風が吹きつけた面と地面に着いた手がひりりと痛んだ。
でも、あれを食らっていたら命はなかったと思う。
突き出た岩が砕けて、あたりが静寂に包まれる。
しばらくして、お父さんが鈍重な声を出した。
「テールナー、怪我は」
「ちょっと擦りむいただけ。大丈夫」
チラリと首だけこちらを見ていたお父さんは、体ごとシャンデラの方へ直った。
「お前が護ってくれたんだな」
「はい。ねっぷうで突き飛ばす形になってしまいましたが……」
シャンデラはチラリとこちらを見た。
ドスン。
お父さんが左膝と右腕を地面につく。
「すまない。……ありがとう」
「お父さん……!?」
お母さんが驚きの声をあげる。
しかし、お父さんは頭を垂れて動かない。
「ちょっと、こいつはテールナーを」
「いや」
納得行っていない様子のお母さんの声を、お父さんが遮った。
「テールナーを助けてもらったのは事実だ。そこに関して俺たちが言えることは何もない」
「……そうだけど!」
「……シャンデラ。なぜ俺たちの娘を護る」
お母さんの抗議を無視して、お父さんは膝をついたままシャンデラを見やる。
「なぜ? え、っと……少し話を聞いていただけますか?」
「あぁ」
「どうしてテールナーと知り合ったのか、お話しします。……いいよね?」
シャンデラがチラリとこちらを見る。
一瞬ニンゲンを探していたことがバレてしまうと身構えたが、そもそももうバレているのだった。

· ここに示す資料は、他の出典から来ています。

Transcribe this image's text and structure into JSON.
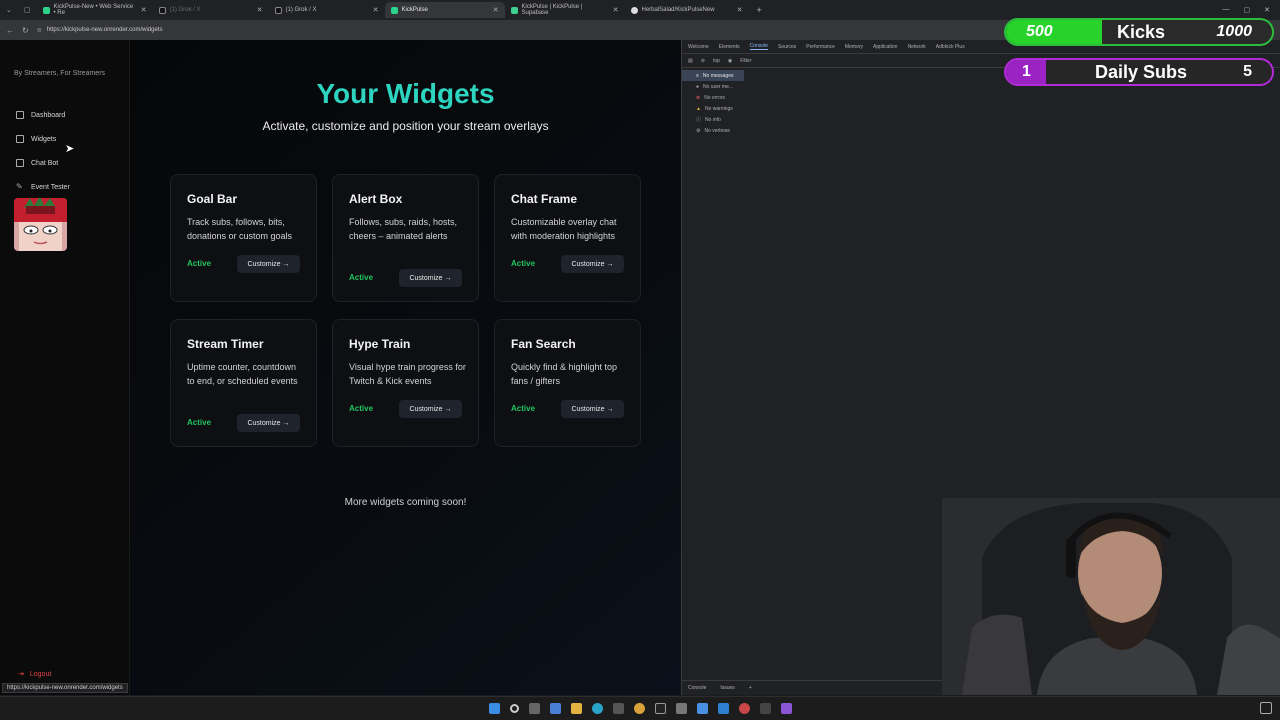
{
  "browser": {
    "tabs": [
      {
        "title": "KickPulse-New • Web Service • Re",
        "icon": "kickpulse-favicon",
        "active": false
      },
      {
        "title": "(1) Grok / X",
        "icon": "x-favicon",
        "active": false
      },
      {
        "title": "(1) Grok / X",
        "icon": "x-favicon",
        "active": false
      },
      {
        "title": "KickPulse",
        "icon": "kickpulse-favicon",
        "active": true
      },
      {
        "title": "KickPulse | KickPulse | Supabase",
        "icon": "supabase-favicon",
        "active": false
      },
      {
        "title": "HerbalSalad/KickPulseNew",
        "icon": "github-favicon",
        "active": false
      }
    ],
    "new_tab": "+",
    "url": "https://kickpulse-new.onrender.com/widgets",
    "status_url": "https://kickpulse-new.onrender.com/widgets"
  },
  "sidebar": {
    "tagline": "By Streamers, For Streamers",
    "items": [
      {
        "label": "Dashboard",
        "icon": "dashboard-icon"
      },
      {
        "label": "Widgets",
        "icon": "widgets-icon"
      },
      {
        "label": "Chat Bot",
        "icon": "chat-icon"
      },
      {
        "label": "Event Tester",
        "icon": "pencil-icon"
      }
    ],
    "logout": "Logout"
  },
  "main": {
    "title": "Your Widgets",
    "subtitle": "Activate, customize and position your stream overlays",
    "cards": [
      {
        "title": "Goal Bar",
        "desc": "Track subs, follows, bits, donations or custom goals",
        "status": "Active",
        "button": "Customize →"
      },
      {
        "title": "Alert Box",
        "desc": "Follows, subs, raids, hosts, cheers – animated alerts",
        "status": "Active",
        "button": "Customize →"
      },
      {
        "title": "Chat Frame",
        "desc": "Customizable overlay chat with moderation highlights",
        "status": "Active",
        "button": "Customize →"
      },
      {
        "title": "Stream Timer",
        "desc": "Uptime counter, countdown to end, or scheduled events",
        "status": "Active",
        "button": "Customize →"
      },
      {
        "title": "Hype Train",
        "desc": "Visual hype train progress for Twitch & Kick events",
        "status": "Active",
        "button": "Customize →"
      },
      {
        "title": "Fan Search",
        "desc": "Quickly find & highlight top fans / gifters",
        "status": "Active",
        "button": "Customize →"
      }
    ],
    "more": "More widgets coming soon!"
  },
  "devtools": {
    "tabs": [
      "Welcome",
      "Elements",
      "Console",
      "Sources",
      "Performance",
      "Memory",
      "Application",
      "Network",
      "Adblock Plus"
    ],
    "active_tab": "Console",
    "context": "top",
    "filter_placeholder": "Filter",
    "filters": [
      "No messages",
      "No user me...",
      "No errors",
      "No warnings",
      "No info",
      "No verbose"
    ],
    "bottom_tabs": [
      "Console",
      "Issues"
    ]
  },
  "overlays": {
    "kicks_goal": {
      "current": "500",
      "label": "Kicks",
      "target": "1000",
      "color": "#27d32a"
    },
    "subs_goal": {
      "current": "1",
      "label": "Daily Subs",
      "target": "5",
      "color": "#9b23c4"
    }
  },
  "colors": {
    "accent": "#2dd4bf",
    "active_status": "#22c55e",
    "logout": "#e04545"
  }
}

ニンゲンに合ったことも含めて、自分から大体言ってしまっている。
「……うん。大丈夫」
「わかった」
シャンデラはまたお父さんの方へ居直った。
「声を張り続けるのもなんですし、少し近づいていただけませんか。ボクから攻撃する意思はありません」
お父さんとお母さんが目線を交わす。
お互い頷いて、シャンデラにゆっくり近づいていった。
わたしも遅れないように、シャンデラの方へ近づく。
全員がシャンデラの元に集まると、シャンデラはしずしずと喋り始めた。